Ganz traute das Abendblatt seinen Lesern damals die direkte Begegnung mit den Senatoren übrigens noch nicht zu. Die Fragen mussten eingesandt werden, wurden zu "Kernfragen" gebündelt "und dem zuständigen Senator mit der Bitte um Beantwortung übermittelt". Doch die Leser packten damals "heiße Eisen" an - die mögliche Störung für Senatoren hin oder her. In einer der ersten Folgen ging es zum Beispiel um Schulpolitik. Manche der Themen sind verblüffend aktuell: Auch Ende der 60er-Jahre kritisierten Eltern den Unterrichtsausfall an der Schule ihrer Kinder und die Raumnot an den Schulen.

Für besondere Empörung sorgte der "Schachtelunterricht" - dabei ging es aber nicht, wie man meinen könnte, um Container auf dem Schulgelände, also Unterricht in der Stahlbox. Schachtelunterricht bedeutete, dass zwei Klassen nacheinander in einem Raum unterrichtet wurden, wodurch sich der Schultag bis in den Nachmittag hinziehen konnte. Die Raumnot war damals in der Folge geburtenstarker Jahrgänge sehr groß - und der staatliche Schulbau kam nicht so schnell hinterher.

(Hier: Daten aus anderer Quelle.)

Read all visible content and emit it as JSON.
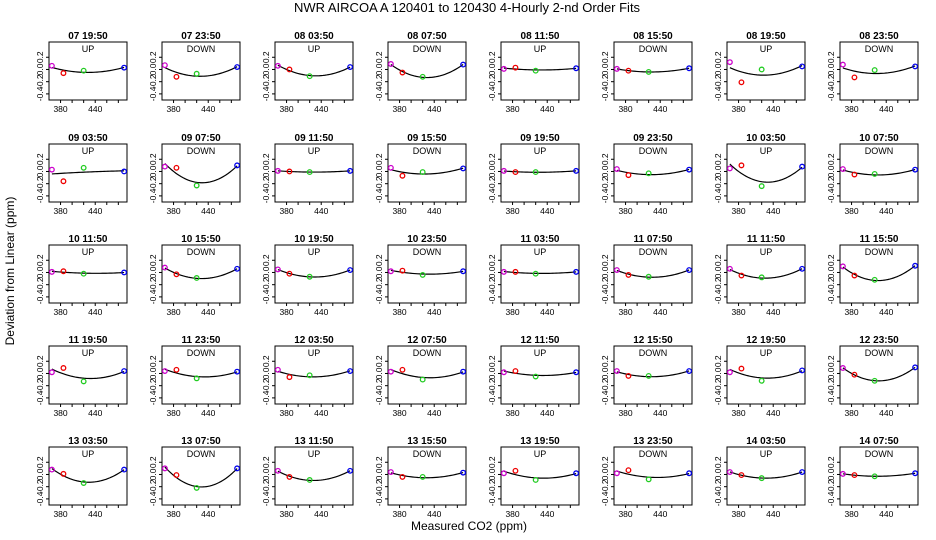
{
  "chart_data": {
    "type": "scatter",
    "title": "NWR   AIRCOA A   120401 to 120430   4-Hourly 2-nd Order Fits",
    "xlabel": "Measured CO2 (ppm)",
    "ylabel": "Deviation from Linear (ppm)",
    "xlim": [
      360,
      495
    ],
    "ylim": [
      -0.5,
      0.45
    ],
    "xticks": [
      380,
      440
    ],
    "xtick_labels": [
      "380",
      "440"
    ],
    "yticks": [
      0.2,
      0.0,
      -0.2,
      -0.4
    ],
    "ytick_labels": [
      "0.2",
      "0.0",
      "-0.2",
      "-0.4"
    ],
    "point_colors": [
      "#cc00cc",
      "#ee0000",
      "#22cc22",
      "#0000ee"
    ],
    "curve_color": "#000000",
    "panels": [
      {
        "label": "07 19:50",
        "mode": "UP",
        "points": [
          [
            365,
            0.06
          ],
          [
            385,
            -0.06
          ],
          [
            420,
            -0.02
          ],
          [
            490,
            0.03
          ]
        ]
      },
      {
        "label": "07 23:50",
        "mode": "DOWN",
        "points": [
          [
            365,
            0.07
          ],
          [
            385,
            -0.12
          ],
          [
            420,
            -0.07
          ],
          [
            490,
            0.04
          ]
        ]
      },
      {
        "label": "08 03:50",
        "mode": "UP",
        "points": [
          [
            365,
            0.06
          ],
          [
            385,
            0.0
          ],
          [
            420,
            -0.11
          ],
          [
            490,
            0.04
          ]
        ]
      },
      {
        "label": "08 07:50",
        "mode": "DOWN",
        "points": [
          [
            365,
            0.09
          ],
          [
            385,
            -0.05
          ],
          [
            420,
            -0.12
          ],
          [
            490,
            0.08
          ]
        ]
      },
      {
        "label": "08 11:50",
        "mode": "UP",
        "points": [
          [
            365,
            0.01
          ],
          [
            385,
            0.03
          ],
          [
            420,
            -0.02
          ],
          [
            490,
            0.02
          ]
        ]
      },
      {
        "label": "08 15:50",
        "mode": "DOWN",
        "points": [
          [
            365,
            0.01
          ],
          [
            385,
            -0.02
          ],
          [
            420,
            -0.04
          ],
          [
            490,
            0.02
          ]
        ]
      },
      {
        "label": "08 19:50",
        "mode": "UP",
        "points": [
          [
            365,
            0.12
          ],
          [
            385,
            -0.21
          ],
          [
            420,
            0.0
          ],
          [
            490,
            0.05
          ]
        ]
      },
      {
        "label": "08 23:50",
        "mode": "DOWN",
        "points": [
          [
            365,
            0.08
          ],
          [
            385,
            -0.13
          ],
          [
            420,
            -0.01
          ],
          [
            490,
            0.05
          ]
        ]
      },
      {
        "label": "09 03:50",
        "mode": "UP",
        "points": [
          [
            365,
            0.03
          ],
          [
            385,
            -0.16
          ],
          [
            420,
            0.06
          ],
          [
            490,
            0.0
          ]
        ]
      },
      {
        "label": "09 07:50",
        "mode": "DOWN",
        "points": [
          [
            365,
            0.08
          ],
          [
            385,
            0.06
          ],
          [
            420,
            -0.23
          ],
          [
            490,
            0.1
          ]
        ]
      },
      {
        "label": "09 11:50",
        "mode": "UP",
        "points": [
          [
            365,
            0.01
          ],
          [
            385,
            0.0
          ],
          [
            420,
            -0.01
          ],
          [
            490,
            0.01
          ]
        ]
      },
      {
        "label": "09 15:50",
        "mode": "DOWN",
        "points": [
          [
            365,
            0.06
          ],
          [
            385,
            -0.07
          ],
          [
            420,
            -0.01
          ],
          [
            490,
            0.05
          ]
        ]
      },
      {
        "label": "09 19:50",
        "mode": "UP",
        "points": [
          [
            365,
            0.01
          ],
          [
            385,
            -0.01
          ],
          [
            420,
            -0.01
          ],
          [
            490,
            0.01
          ]
        ]
      },
      {
        "label": "09 23:50",
        "mode": "DOWN",
        "points": [
          [
            365,
            0.04
          ],
          [
            385,
            -0.06
          ],
          [
            420,
            -0.03
          ],
          [
            490,
            0.03
          ]
        ]
      },
      {
        "label": "10 03:50",
        "mode": "UP",
        "points": [
          [
            365,
            0.05
          ],
          [
            385,
            0.1
          ],
          [
            420,
            -0.24
          ],
          [
            490,
            0.08
          ]
        ]
      },
      {
        "label": "10 07:50",
        "mode": "DOWN",
        "points": [
          [
            365,
            0.04
          ],
          [
            385,
            -0.05
          ],
          [
            420,
            -0.04
          ],
          [
            490,
            0.03
          ]
        ]
      },
      {
        "label": "10 11:50",
        "mode": "UP",
        "points": [
          [
            365,
            0.01
          ],
          [
            385,
            0.02
          ],
          [
            420,
            -0.02
          ],
          [
            490,
            0.0
          ]
        ]
      },
      {
        "label": "10 15:50",
        "mode": "DOWN",
        "points": [
          [
            365,
            0.08
          ],
          [
            385,
            -0.03
          ],
          [
            420,
            -0.09
          ],
          [
            490,
            0.06
          ]
        ]
      },
      {
        "label": "10 19:50",
        "mode": "UP",
        "points": [
          [
            365,
            0.05
          ],
          [
            385,
            -0.02
          ],
          [
            420,
            -0.07
          ],
          [
            490,
            0.04
          ]
        ]
      },
      {
        "label": "10 23:50",
        "mode": "DOWN",
        "points": [
          [
            365,
            0.02
          ],
          [
            385,
            0.03
          ],
          [
            420,
            -0.04
          ],
          [
            490,
            0.02
          ]
        ]
      },
      {
        "label": "11 03:50",
        "mode": "UP",
        "points": [
          [
            365,
            0.01
          ],
          [
            385,
            0.01
          ],
          [
            420,
            -0.02
          ],
          [
            490,
            0.01
          ]
        ]
      },
      {
        "label": "11 07:50",
        "mode": "DOWN",
        "points": [
          [
            365,
            0.04
          ],
          [
            385,
            -0.04
          ],
          [
            420,
            -0.07
          ],
          [
            490,
            0.04
          ]
        ]
      },
      {
        "label": "11 11:50",
        "mode": "UP",
        "points": [
          [
            365,
            0.06
          ],
          [
            385,
            -0.05
          ],
          [
            420,
            -0.08
          ],
          [
            490,
            0.06
          ]
        ]
      },
      {
        "label": "11 15:50",
        "mode": "DOWN",
        "points": [
          [
            365,
            0.1
          ],
          [
            385,
            -0.05
          ],
          [
            420,
            -0.12
          ],
          [
            490,
            0.11
          ]
        ]
      },
      {
        "label": "11 19:50",
        "mode": "UP",
        "points": [
          [
            365,
            0.02
          ],
          [
            385,
            0.09
          ],
          [
            420,
            -0.13
          ],
          [
            490,
            0.04
          ]
        ]
      },
      {
        "label": "11 23:50",
        "mode": "DOWN",
        "points": [
          [
            365,
            0.04
          ],
          [
            385,
            0.06
          ],
          [
            420,
            -0.08
          ],
          [
            490,
            0.03
          ]
        ]
      },
      {
        "label": "12 03:50",
        "mode": "UP",
        "points": [
          [
            365,
            0.06
          ],
          [
            385,
            -0.06
          ],
          [
            420,
            -0.03
          ],
          [
            490,
            0.04
          ]
        ]
      },
      {
        "label": "12 07:50",
        "mode": "DOWN",
        "points": [
          [
            365,
            0.03
          ],
          [
            385,
            0.06
          ],
          [
            420,
            -0.1
          ],
          [
            490,
            0.03
          ]
        ]
      },
      {
        "label": "12 11:50",
        "mode": "UP",
        "points": [
          [
            365,
            0.02
          ],
          [
            385,
            0.04
          ],
          [
            420,
            -0.05
          ],
          [
            490,
            0.02
          ]
        ]
      },
      {
        "label": "12 15:50",
        "mode": "DOWN",
        "points": [
          [
            365,
            0.04
          ],
          [
            385,
            -0.04
          ],
          [
            420,
            -0.04
          ],
          [
            490,
            0.04
          ]
        ]
      },
      {
        "label": "12 19:50",
        "mode": "UP",
        "points": [
          [
            365,
            0.02
          ],
          [
            385,
            0.08
          ],
          [
            420,
            -0.12
          ],
          [
            490,
            0.05
          ]
        ]
      },
      {
        "label": "12 23:50",
        "mode": "DOWN",
        "points": [
          [
            365,
            0.09
          ],
          [
            385,
            -0.02
          ],
          [
            420,
            -0.12
          ],
          [
            490,
            0.1
          ]
        ]
      },
      {
        "label": "13 03:50",
        "mode": "UP",
        "points": [
          [
            365,
            0.08
          ],
          [
            385,
            0.01
          ],
          [
            420,
            -0.14
          ],
          [
            490,
            0.08
          ]
        ]
      },
      {
        "label": "13 07:50",
        "mode": "DOWN",
        "points": [
          [
            365,
            0.1
          ],
          [
            385,
            -0.01
          ],
          [
            420,
            -0.22
          ],
          [
            490,
            0.1
          ]
        ]
      },
      {
        "label": "13 11:50",
        "mode": "UP",
        "points": [
          [
            365,
            0.06
          ],
          [
            385,
            -0.04
          ],
          [
            420,
            -0.09
          ],
          [
            490,
            0.06
          ]
        ]
      },
      {
        "label": "13 15:50",
        "mode": "DOWN",
        "points": [
          [
            365,
            0.04
          ],
          [
            385,
            -0.04
          ],
          [
            420,
            -0.04
          ],
          [
            490,
            0.03
          ]
        ]
      },
      {
        "label": "13 19:50",
        "mode": "UP",
        "points": [
          [
            365,
            0.02
          ],
          [
            385,
            0.06
          ],
          [
            420,
            -0.09
          ],
          [
            490,
            0.02
          ]
        ]
      },
      {
        "label": "13 23:50",
        "mode": "DOWN",
        "points": [
          [
            365,
            0.02
          ],
          [
            385,
            0.07
          ],
          [
            420,
            -0.08
          ],
          [
            490,
            0.02
          ]
        ]
      },
      {
        "label": "14 03:50",
        "mode": "UP",
        "points": [
          [
            365,
            0.04
          ],
          [
            385,
            -0.01
          ],
          [
            420,
            -0.06
          ],
          [
            490,
            0.04
          ]
        ]
      },
      {
        "label": "14 07:50",
        "mode": "DOWN",
        "points": [
          [
            365,
            0.01
          ],
          [
            385,
            -0.01
          ],
          [
            420,
            -0.03
          ],
          [
            490,
            0.02
          ]
        ]
      }
    ]
  }
}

Genau das ist übrigens der Grund, warum die Schulbehörde derzeit mehr als 400 Container - oder freundlicher: mobile Klassenräume - auf dem Gelände von Schulen aufgestellt hat. Und wie reagierte der damalige Schulsenator Wilhelm Drexelius auf die Kritik? Er sagte Besserung zu und wies auf schon erreichte Erfolge hin. Das Muster ist auch heute durchaus vertraut.

Dafür zu sorgen, dass Ideen und Kritik der Leser von den Rathaus-Politikern wahrgenommen werden, hat beim Abendblatt eine lange Tradition. Die allererste Aktion der Zeitung zum Jahreswechsel 1948 / 49 hieß "Bürgermeister für einen Tag". Das war nicht etwa eine frühe Form des Rollentauschs im Job, wie es heute praktiziert wird. Dahinter verbarg sich schlicht der Aufruf zu einem Gedankenwettbewerb: Gesammelt wurden originelle Vorschläge zur Verbesserung der Lebenssituation der Menschen in der noch immer von den Kriegsschäden gezeichneten Stadt. Unter den prämierten Einsendungen - es gab nützliche Sachpreise wie einen Kühlschrank oder einen Teppich - war der Vorschlag, eine Lotterie zugunsten des Wohnungsbaus zu starten.

Jetzt lautet das Motto erneut: "Fragen Sie den Senator!" Und wir wollen ein kleines Versäumnis nachholen: In der zweiten Folge heißt es dann "Fragen Sie den Bürgermeister!". Dann bitten wir Hamburgs Ersten Bürgermeister Olaf Scholz auf die Barkasse.